On Thursday, 1 April 2021 at 22:35:01 UTC, tsbockman wrote:

>

Suppose I have a templated struct member function for which I can compute at compile-time when the function is memory safe, and when it is not. But, the compiler cannot correctly determine this automatically.

Compiler should be able to derive safety of templated functions. You may just omit @safe/@trusted.

The compiler's approach to verifying memory safety is very simplistic: it declares a function non-@safe if any potentially unsafe operation is found in its implementation, without regard for the context. It can only ever infer @safe or @system, never @trusted.

The reason @trusted is in the language at all is to allow the programmer to manually mark as memory safe those functions which contain operations that would be unsafe in some other context, but which the programmer has manually analyzed and verified to be incapable of violating memory safety, no matter what inputs it receives.

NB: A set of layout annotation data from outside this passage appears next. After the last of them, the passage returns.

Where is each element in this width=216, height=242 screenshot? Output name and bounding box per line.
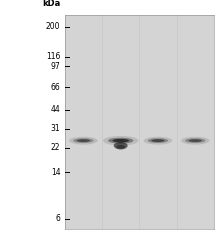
Text: 200: 200 (46, 22, 60, 31)
Ellipse shape (148, 138, 168, 143)
Ellipse shape (151, 139, 165, 142)
Ellipse shape (108, 138, 133, 144)
Text: 97: 97 (51, 62, 60, 71)
Ellipse shape (181, 137, 210, 145)
Text: 116: 116 (46, 52, 60, 61)
Ellipse shape (144, 137, 172, 145)
Text: 44: 44 (51, 105, 60, 114)
Ellipse shape (116, 145, 125, 149)
Ellipse shape (69, 137, 98, 145)
Text: 14: 14 (51, 168, 60, 177)
Text: 66: 66 (51, 83, 60, 92)
Ellipse shape (73, 138, 94, 143)
Ellipse shape (113, 139, 129, 142)
Text: kDa: kDa (42, 0, 60, 8)
Text: 31: 31 (51, 124, 60, 133)
Text: 22: 22 (51, 143, 60, 152)
Text: 6: 6 (56, 214, 60, 223)
Ellipse shape (185, 138, 205, 143)
Ellipse shape (114, 142, 128, 150)
Ellipse shape (77, 139, 90, 142)
Ellipse shape (103, 136, 138, 146)
Ellipse shape (189, 139, 202, 142)
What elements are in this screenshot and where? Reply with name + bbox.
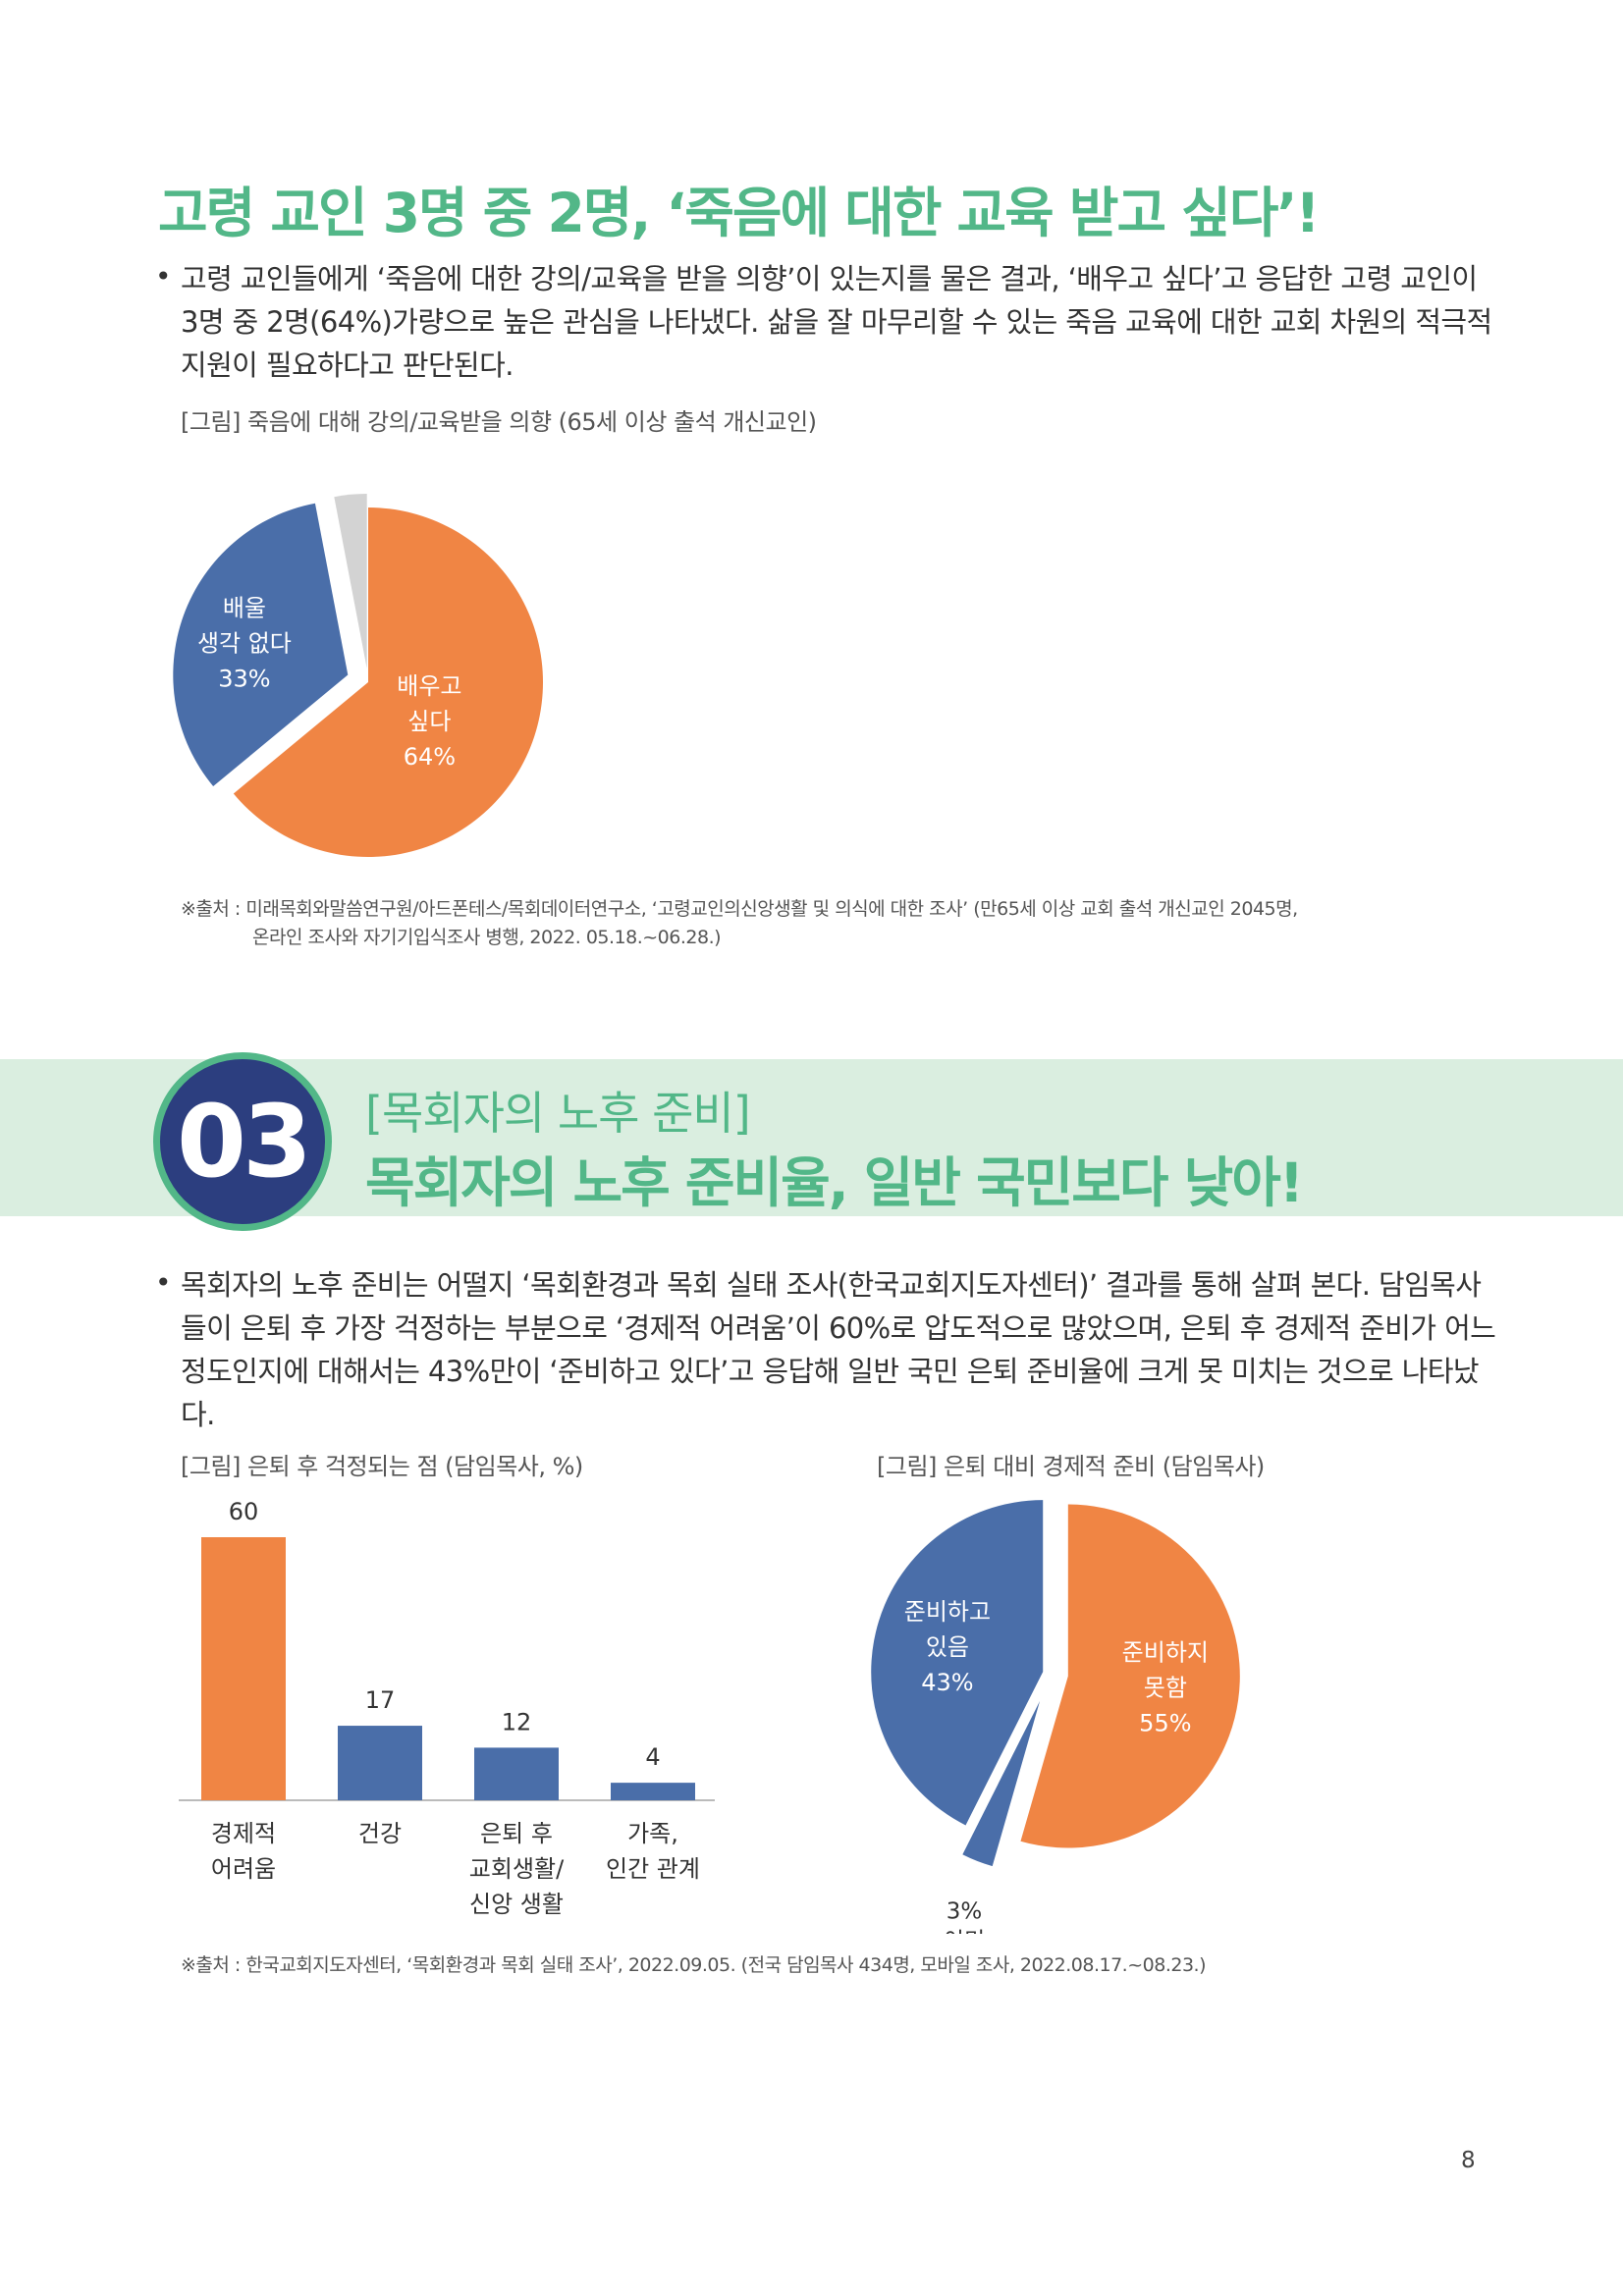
bar-value-label: 17 [365,1686,396,1714]
pie-slice-group [962,1700,1041,1867]
pie-slice-label-line: 생각 없다 [197,630,292,658]
pie-slice-group [871,1500,1044,1826]
pie-slice-group [173,503,349,787]
bar-chart-caption: [그림] 은퇴 후 걱정되는 점 (담임목사, %) [181,1453,583,1480]
bar-category-label-line: 경제적 [211,1820,276,1847]
section1-source-line: ※출처 : 미래목회와말씀연구원/아드폰테스/목회데이터연구소, ‘고령교인의신… [181,898,1298,920]
bar-value-label: 4 [645,1743,660,1771]
pie-slice-label-line: 못함 [1144,1674,1187,1701]
pie-slice-label-line: 55% [1139,1709,1191,1736]
bar-category-label-line: 가족, [627,1820,678,1847]
section3-source: ※출처 : 한국교회지도자센터, ‘목회환경과 목회 실태 조사’, 2022.… [181,1954,1207,1976]
bar-category-label-line: 인간 관계 [606,1855,700,1883]
bar-category-label-line: 어려움 [211,1855,276,1883]
bar [338,1726,422,1800]
pie-slice-label-line: 준비하지 [1122,1638,1209,1666]
bar-category-label: 건강 [358,1820,402,1847]
pie-slice-label-line: 3% [298,442,336,446]
bar-category-label-line: 신앙 생활 [469,1891,564,1918]
section3-bullet: • [155,1266,172,1299]
section3-paragraph-line: 정도인지에 대해서는 43%만이 ‘준비하고 있다’고 응답해 일반 국민 은퇴… [181,1355,1480,1388]
pie-slice-label-line: 43% [921,1669,973,1696]
pie-slice [871,1500,1044,1826]
bar-category-label-line: 건강 [358,1820,402,1847]
section3-title: 목회자의 노후 준비율, 일반 국민보다 낮아! [365,1151,1304,1214]
bar-value-label: 12 [502,1708,532,1735]
section3-subtitle: [목회자의 노후 준비] [365,1087,751,1140]
bar [474,1747,559,1800]
pie-slice-group [233,507,543,857]
section1-paragraph-line: 고령 교인들에게 ‘죽음에 대한 강의/교육을 받을 의향’이 있는지를 물은 … [181,262,1478,295]
pie-slice-label-line: 싶다 [407,708,451,735]
pie-slice-label-line: 배우고 [397,672,461,700]
pie-slice-label-line: 준비하고 [904,1598,991,1626]
pie-slice-label-line: 이미 [944,1929,985,1934]
section1-source: ※출처 : 미래목회와말씀연구원/아드폰테스/목회데이터연구소, ‘고령교인의신… [181,895,1298,952]
section3-paragraph-line: 들이 은퇴 후 가장 걱정하는 부분으로 ‘경제적 어려움’이 60%로 압도적… [181,1311,1496,1345]
section1-bullet: • [155,260,172,293]
section3-paragraph-line: 다. [181,1398,215,1431]
pie2-caption: [그림] 은퇴 대비 경제적 준비 (담임목사) [877,1453,1265,1480]
pie-slice-label-line: 배울 [223,595,266,622]
pie-slice-label: 무응답3% [285,442,350,446]
pie-slice [1020,1504,1240,1848]
pie-slice-group [1020,1504,1240,1848]
section1-paragraph-line: 지원이 필요하다고 판단된다. [181,348,514,382]
pie1-caption: [그림] 죽음에 대해 강의/교육받을 의향 (65세 이상 출석 개신교인) [181,408,817,436]
pie-slice-label-line: 33% [218,666,270,693]
bar-category-label: 가족, 인간 관계 [606,1820,700,1883]
pie-slice-label: 3%이미준비되어 있음 [898,1899,1030,1934]
bar [611,1783,695,1800]
pie-slice-label-line: 있음 [926,1633,969,1661]
section-number-badge: 03 [153,1052,332,1231]
pie-slice [233,507,543,857]
pie-slice [173,503,349,787]
section1-paragraph: 고령 교인들에게 ‘죽음에 대한 강의/교육을 받을 의향’이 있는지를 물은 … [181,257,1496,387]
bar-category-label-line: 은퇴 후 [480,1820,553,1847]
bar-value-label: 60 [229,1498,259,1525]
pie-slice-label-line: 3% [947,1899,983,1925]
pie-slice-label-line: 64% [404,743,456,771]
page-number: 8 [1461,2148,1476,2173]
section1-heading: 고령 교인 3명 중 2명, ‘죽음에 대한 교육 받고 싶다’! [158,182,1320,244]
pie-slice [334,494,367,669]
pie-slice [962,1700,1041,1867]
bar-category-label-line: 교회생활/ [469,1855,565,1883]
section1-source-line: 온라인 조사와 자기기입식조사 병행, 2022. 05.18.~06.28.) [252,927,722,948]
section3-paragraph-line: 목회자의 노후 준비는 어떨지 ‘목회환경과 목회 실태 조사(한국교회지도자센… [181,1268,1482,1302]
section3-paragraph: 목회자의 노후 준비는 어떨지 ‘목회환경과 목회 실태 조사(한국교회지도자센… [181,1263,1496,1436]
pie-slice-group [334,494,367,669]
section1-paragraph-line: 3명 중 2명(64%)가량으로 높은 관심을 나타냈다. 삶을 잘 마무리할 … [181,305,1492,339]
bar [201,1537,286,1800]
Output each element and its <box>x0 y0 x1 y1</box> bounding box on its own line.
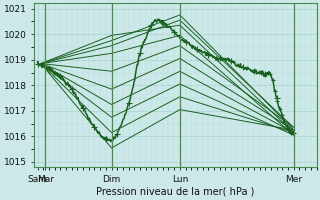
X-axis label: Pression niveau de la mer( hPa ): Pression niveau de la mer( hPa ) <box>96 187 254 197</box>
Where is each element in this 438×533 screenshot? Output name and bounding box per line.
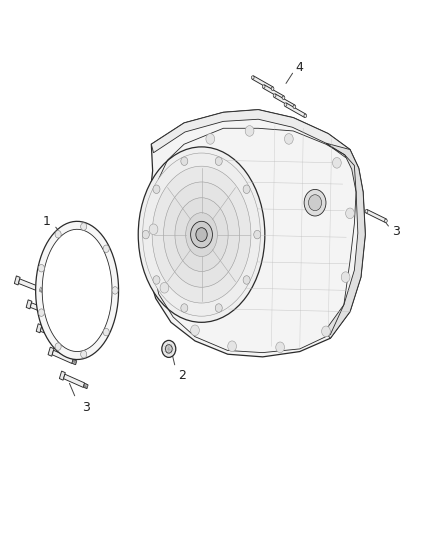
Circle shape — [308, 195, 321, 211]
Circle shape — [385, 219, 387, 222]
Circle shape — [215, 304, 222, 312]
Polygon shape — [60, 371, 65, 380]
Circle shape — [332, 158, 341, 168]
Polygon shape — [18, 279, 40, 292]
Text: 3: 3 — [82, 401, 90, 414]
Polygon shape — [252, 76, 273, 91]
Circle shape — [346, 208, 354, 219]
Circle shape — [285, 134, 293, 144]
Polygon shape — [64, 374, 85, 387]
Circle shape — [39, 264, 45, 272]
Circle shape — [293, 105, 296, 108]
Text: 3: 3 — [392, 225, 400, 238]
Polygon shape — [39, 287, 43, 293]
Circle shape — [304, 189, 326, 216]
Circle shape — [196, 228, 207, 241]
Polygon shape — [30, 303, 51, 315]
Polygon shape — [285, 103, 306, 117]
Circle shape — [215, 157, 222, 165]
Circle shape — [254, 230, 261, 239]
Circle shape — [112, 287, 118, 294]
Circle shape — [103, 328, 109, 336]
Ellipse shape — [143, 153, 261, 316]
Circle shape — [191, 221, 212, 248]
Circle shape — [243, 276, 250, 284]
Ellipse shape — [138, 147, 265, 322]
Circle shape — [271, 87, 274, 91]
Text: 1: 1 — [42, 215, 50, 228]
Polygon shape — [26, 300, 32, 309]
Circle shape — [142, 230, 149, 239]
Polygon shape — [274, 94, 295, 109]
Polygon shape — [83, 383, 88, 389]
Circle shape — [81, 223, 87, 230]
Circle shape — [55, 231, 61, 238]
Polygon shape — [72, 359, 77, 365]
Circle shape — [103, 245, 109, 253]
Circle shape — [191, 325, 199, 336]
Circle shape — [162, 341, 176, 358]
Ellipse shape — [175, 198, 228, 271]
Circle shape — [341, 272, 350, 282]
Text: 4: 4 — [296, 61, 304, 74]
Circle shape — [365, 209, 368, 213]
Polygon shape — [48, 347, 54, 356]
Polygon shape — [325, 143, 365, 338]
Circle shape — [149, 224, 158, 235]
Circle shape — [273, 94, 276, 97]
Ellipse shape — [152, 166, 251, 303]
Polygon shape — [50, 311, 55, 317]
Circle shape — [321, 326, 330, 337]
Polygon shape — [366, 209, 386, 222]
Circle shape — [165, 345, 172, 353]
Circle shape — [181, 304, 188, 312]
Circle shape — [160, 282, 169, 293]
Circle shape — [282, 96, 285, 100]
Circle shape — [245, 126, 254, 136]
Circle shape — [153, 185, 160, 193]
Circle shape — [243, 185, 250, 193]
Circle shape — [153, 276, 160, 284]
Circle shape — [55, 343, 61, 350]
Polygon shape — [151, 110, 350, 158]
Circle shape — [284, 103, 287, 106]
Text: 2: 2 — [178, 369, 186, 382]
Circle shape — [251, 76, 254, 79]
Circle shape — [81, 351, 87, 358]
Circle shape — [304, 114, 307, 117]
Circle shape — [262, 85, 265, 88]
Polygon shape — [14, 276, 20, 285]
Circle shape — [39, 309, 45, 316]
Polygon shape — [146, 110, 365, 357]
Circle shape — [206, 134, 215, 144]
Polygon shape — [52, 350, 73, 364]
Circle shape — [181, 157, 188, 165]
Polygon shape — [263, 85, 284, 100]
Circle shape — [276, 342, 285, 353]
Polygon shape — [60, 335, 65, 340]
Polygon shape — [40, 327, 61, 339]
Ellipse shape — [186, 213, 217, 256]
Polygon shape — [36, 324, 42, 333]
Ellipse shape — [163, 182, 240, 287]
Polygon shape — [35, 221, 119, 360]
Polygon shape — [42, 229, 112, 352]
Circle shape — [228, 341, 237, 352]
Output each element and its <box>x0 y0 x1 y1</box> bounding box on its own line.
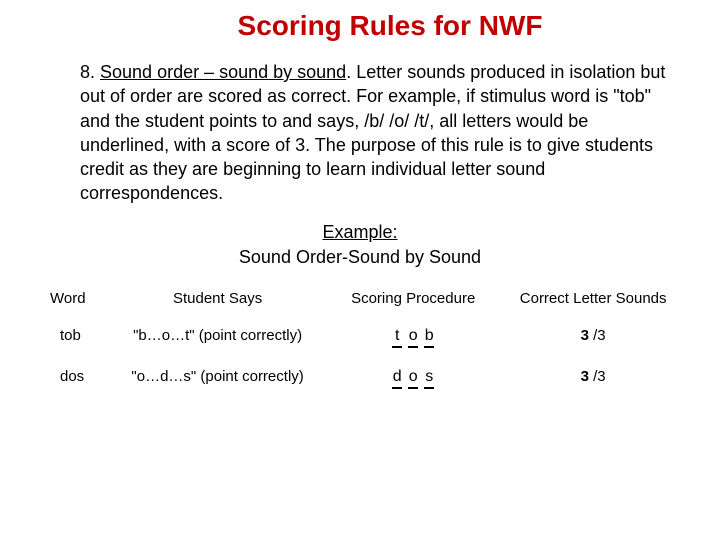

Consider the following program:

import std.stdio;

void writeSafe()(int[2] stuff ...) {
    foreach(n; 0 .. stuff.length)
        writeln(stuff[n]);
}
void writeTrusted()(int[2] stuff ...) {
    foreach(n; 0 .. stuff.length)
        writeln(stuff.ptr[n]);
}

void main() @safe {
    writeSafe(3, 5);
    writeTrusted(3, 5);
}

writeSafe and writeTrusted generate identical code, and are equally memory safe in reality. The compiler even knows this on some level, because it correctly deduces that the bounds check for stuff[n] can never fail, and omits it even in writeSafe.

Nevertheless, because .ptr can be used to violate memory safety in other contexts, writeSafe is inferred as @safe, while writeTrusted is inferred as @system. And so, the program above will not compile as it stands.

This is, of course, a trivial example where there is no benefit to using the non-@safe version, but there are more complex cases where the desired algorithm is memory safe as a whole, but it cannot be expressed in D without using some operations that are forbidden in @safe code.